Section 8 and the rest of the fans were torn between encouraging the team and letting out some boos (and grunts and groans and other moans) of frustration. In my section, a kind of supporter dichotomy emerged throughout the second half as one fan stood to admonish Chris Rolfe after a second half miss, while a soccer team sized group of young girls cheered Rolfe on, assuring him he’d get the next one.
But Gonzalo Segares had a shot from 10 feet right at the keeper in the 49th minute and Larentowicz badly sliced the follow up, Austin Berry was robbed in the 75th, Patrick Nyarko was blocked in the 51st and 54th, and Rolfe in the 56th and 75th. The crowd was exasperated and freezing and desperate to figure out what to make of the game.

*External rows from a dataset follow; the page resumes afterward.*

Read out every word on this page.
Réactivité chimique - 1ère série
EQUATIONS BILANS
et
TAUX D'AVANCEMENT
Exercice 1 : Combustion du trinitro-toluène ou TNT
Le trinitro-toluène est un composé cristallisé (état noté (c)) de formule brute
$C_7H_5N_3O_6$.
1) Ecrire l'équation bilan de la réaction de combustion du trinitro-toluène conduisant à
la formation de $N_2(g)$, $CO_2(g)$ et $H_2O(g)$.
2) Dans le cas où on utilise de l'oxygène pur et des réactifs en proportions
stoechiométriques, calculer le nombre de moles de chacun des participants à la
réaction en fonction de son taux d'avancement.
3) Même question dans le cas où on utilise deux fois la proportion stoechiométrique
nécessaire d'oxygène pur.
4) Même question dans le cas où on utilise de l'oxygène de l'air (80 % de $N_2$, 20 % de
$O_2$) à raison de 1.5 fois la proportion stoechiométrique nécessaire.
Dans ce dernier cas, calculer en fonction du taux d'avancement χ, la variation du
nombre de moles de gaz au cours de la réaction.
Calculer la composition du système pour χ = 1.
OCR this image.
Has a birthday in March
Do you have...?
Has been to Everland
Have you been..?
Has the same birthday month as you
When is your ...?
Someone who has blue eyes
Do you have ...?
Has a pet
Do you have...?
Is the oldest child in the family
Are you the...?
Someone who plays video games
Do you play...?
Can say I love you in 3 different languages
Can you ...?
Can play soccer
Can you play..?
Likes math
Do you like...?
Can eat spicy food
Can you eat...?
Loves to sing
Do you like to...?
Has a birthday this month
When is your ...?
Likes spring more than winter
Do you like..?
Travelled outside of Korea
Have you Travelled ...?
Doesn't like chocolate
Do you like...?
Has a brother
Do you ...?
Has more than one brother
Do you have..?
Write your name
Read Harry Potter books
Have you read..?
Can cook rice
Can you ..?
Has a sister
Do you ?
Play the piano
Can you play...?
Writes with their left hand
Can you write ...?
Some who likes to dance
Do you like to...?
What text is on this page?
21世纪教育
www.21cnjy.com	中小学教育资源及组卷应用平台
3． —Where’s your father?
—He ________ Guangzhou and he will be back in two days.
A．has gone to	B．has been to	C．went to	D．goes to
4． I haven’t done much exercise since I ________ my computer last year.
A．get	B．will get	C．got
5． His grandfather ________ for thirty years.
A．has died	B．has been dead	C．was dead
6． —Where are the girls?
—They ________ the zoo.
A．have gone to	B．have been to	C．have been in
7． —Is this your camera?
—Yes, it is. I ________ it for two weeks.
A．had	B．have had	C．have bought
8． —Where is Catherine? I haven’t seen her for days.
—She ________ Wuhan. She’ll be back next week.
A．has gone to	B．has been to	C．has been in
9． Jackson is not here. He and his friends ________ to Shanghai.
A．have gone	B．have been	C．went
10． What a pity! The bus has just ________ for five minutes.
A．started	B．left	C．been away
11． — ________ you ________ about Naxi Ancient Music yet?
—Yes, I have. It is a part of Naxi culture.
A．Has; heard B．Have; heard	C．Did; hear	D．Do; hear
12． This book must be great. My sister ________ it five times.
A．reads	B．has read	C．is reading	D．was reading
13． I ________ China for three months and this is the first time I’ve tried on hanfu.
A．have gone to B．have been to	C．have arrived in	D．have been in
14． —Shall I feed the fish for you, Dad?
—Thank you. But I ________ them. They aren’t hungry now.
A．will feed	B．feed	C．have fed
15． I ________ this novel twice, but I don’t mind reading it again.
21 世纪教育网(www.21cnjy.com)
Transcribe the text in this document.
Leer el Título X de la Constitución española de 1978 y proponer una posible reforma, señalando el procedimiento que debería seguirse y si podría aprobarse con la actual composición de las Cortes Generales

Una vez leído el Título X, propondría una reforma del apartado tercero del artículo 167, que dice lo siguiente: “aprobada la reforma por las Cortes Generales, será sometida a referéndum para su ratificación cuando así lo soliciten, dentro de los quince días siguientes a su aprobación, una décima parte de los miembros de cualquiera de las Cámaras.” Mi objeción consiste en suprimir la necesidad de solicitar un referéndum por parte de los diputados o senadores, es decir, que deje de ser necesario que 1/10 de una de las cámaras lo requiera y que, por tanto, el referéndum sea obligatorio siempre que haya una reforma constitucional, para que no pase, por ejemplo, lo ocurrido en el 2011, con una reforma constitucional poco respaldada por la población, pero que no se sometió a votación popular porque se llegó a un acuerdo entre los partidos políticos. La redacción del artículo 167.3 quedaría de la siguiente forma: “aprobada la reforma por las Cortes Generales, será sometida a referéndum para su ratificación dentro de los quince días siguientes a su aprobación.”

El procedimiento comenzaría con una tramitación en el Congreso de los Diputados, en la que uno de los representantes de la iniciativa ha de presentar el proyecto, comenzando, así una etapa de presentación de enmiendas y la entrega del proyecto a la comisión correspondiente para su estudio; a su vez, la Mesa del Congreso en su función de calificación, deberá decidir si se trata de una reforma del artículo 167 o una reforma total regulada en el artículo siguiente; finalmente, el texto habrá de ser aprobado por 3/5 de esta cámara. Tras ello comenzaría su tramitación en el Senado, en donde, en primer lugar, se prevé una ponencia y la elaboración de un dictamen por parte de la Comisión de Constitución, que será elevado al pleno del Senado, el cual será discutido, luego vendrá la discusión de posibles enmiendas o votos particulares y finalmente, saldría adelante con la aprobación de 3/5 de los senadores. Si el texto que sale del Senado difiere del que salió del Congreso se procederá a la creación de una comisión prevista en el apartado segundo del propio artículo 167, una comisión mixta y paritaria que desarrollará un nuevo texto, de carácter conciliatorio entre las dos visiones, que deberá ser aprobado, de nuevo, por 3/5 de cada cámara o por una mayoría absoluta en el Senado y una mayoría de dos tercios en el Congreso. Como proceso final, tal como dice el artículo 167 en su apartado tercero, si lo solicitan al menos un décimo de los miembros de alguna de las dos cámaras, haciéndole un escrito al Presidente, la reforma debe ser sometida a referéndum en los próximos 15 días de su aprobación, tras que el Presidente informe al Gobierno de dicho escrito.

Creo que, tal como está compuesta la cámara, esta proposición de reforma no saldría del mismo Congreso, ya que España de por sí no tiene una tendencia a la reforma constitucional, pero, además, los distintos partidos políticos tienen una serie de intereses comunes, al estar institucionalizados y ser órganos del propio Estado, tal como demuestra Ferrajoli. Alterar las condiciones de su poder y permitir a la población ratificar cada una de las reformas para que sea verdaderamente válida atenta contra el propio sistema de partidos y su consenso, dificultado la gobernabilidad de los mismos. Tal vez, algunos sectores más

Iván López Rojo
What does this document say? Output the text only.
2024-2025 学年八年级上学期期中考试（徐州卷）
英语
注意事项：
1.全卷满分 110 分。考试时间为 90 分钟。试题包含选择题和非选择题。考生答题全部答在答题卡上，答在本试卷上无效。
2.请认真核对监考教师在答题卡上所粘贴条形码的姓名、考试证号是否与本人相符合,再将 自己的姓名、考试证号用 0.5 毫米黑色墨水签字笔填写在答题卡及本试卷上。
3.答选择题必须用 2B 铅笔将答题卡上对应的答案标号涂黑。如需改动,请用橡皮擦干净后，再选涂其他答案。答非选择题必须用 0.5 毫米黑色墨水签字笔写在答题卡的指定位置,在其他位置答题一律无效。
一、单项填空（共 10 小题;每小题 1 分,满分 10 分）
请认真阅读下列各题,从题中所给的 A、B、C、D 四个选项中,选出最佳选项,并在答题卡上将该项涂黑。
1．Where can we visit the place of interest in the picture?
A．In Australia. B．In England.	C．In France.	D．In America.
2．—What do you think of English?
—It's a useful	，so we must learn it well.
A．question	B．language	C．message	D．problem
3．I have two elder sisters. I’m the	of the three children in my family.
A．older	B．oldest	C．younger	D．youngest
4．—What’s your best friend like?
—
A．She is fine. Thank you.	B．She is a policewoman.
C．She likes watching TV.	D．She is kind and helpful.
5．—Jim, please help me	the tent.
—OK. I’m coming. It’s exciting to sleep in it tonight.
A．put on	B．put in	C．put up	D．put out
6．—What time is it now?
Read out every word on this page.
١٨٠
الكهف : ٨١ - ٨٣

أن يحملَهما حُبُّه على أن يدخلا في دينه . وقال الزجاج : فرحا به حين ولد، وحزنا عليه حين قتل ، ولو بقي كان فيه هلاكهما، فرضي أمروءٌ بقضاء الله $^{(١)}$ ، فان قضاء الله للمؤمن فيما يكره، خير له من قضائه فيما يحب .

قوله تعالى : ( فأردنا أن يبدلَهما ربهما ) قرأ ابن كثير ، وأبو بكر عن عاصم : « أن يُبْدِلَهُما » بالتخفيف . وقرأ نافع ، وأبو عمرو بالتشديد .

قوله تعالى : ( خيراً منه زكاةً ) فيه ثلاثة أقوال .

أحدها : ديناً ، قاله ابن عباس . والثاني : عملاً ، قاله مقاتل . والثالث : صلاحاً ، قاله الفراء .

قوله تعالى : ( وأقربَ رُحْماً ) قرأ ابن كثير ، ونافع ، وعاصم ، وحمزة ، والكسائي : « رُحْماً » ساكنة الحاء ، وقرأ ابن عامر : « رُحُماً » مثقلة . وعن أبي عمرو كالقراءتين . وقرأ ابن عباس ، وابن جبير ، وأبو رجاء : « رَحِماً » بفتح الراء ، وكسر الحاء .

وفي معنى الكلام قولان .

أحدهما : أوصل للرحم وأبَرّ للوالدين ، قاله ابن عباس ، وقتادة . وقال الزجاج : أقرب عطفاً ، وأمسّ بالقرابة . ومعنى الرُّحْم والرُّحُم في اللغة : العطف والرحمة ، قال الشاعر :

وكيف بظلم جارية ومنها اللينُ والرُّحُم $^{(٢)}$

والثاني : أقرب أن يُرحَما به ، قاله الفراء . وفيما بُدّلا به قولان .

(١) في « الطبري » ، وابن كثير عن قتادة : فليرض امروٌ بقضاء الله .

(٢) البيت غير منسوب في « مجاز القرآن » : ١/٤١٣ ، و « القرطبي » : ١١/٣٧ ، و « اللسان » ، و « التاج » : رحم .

Every good passage seemed to be punished or mercilessly ignored by Greunenbaum, who was scarily springy. Every time Nyarko’s hustle was rewarded with space behind the Crew or the decisive pass (which seemed like every time he was near the ball), nothing. Every time Rolfe turned his man, he booted the finish. That was what was most frustrating - it was like the game was ignoring how well the Fire were playing. It all felt sort of cruel.
And so it makes soccer-perfect sense that the goal didn’t come from a measured through ball or some quick passing, nor did it come from the high pressure that harassed Columbus all game. It came on a basically ugly long throw and an industrial finish from Larentowicz.
The game ran out of ways to keep the Fire from scoring, and the team reacted - erm, celebrated - with as much an exhale, like, “Finally,” as hysterical exuberance. Look at the gif above. After his goal, Larentowicz barely smiles!
But the game doesn’t care. In the end my friends had witnessed a fairly good introduction to Toyota Park. The game was exciting, the Fire won the day, and maybe most important, the cheering dilemma in my section was definitively decided in favor of the encouraging girls.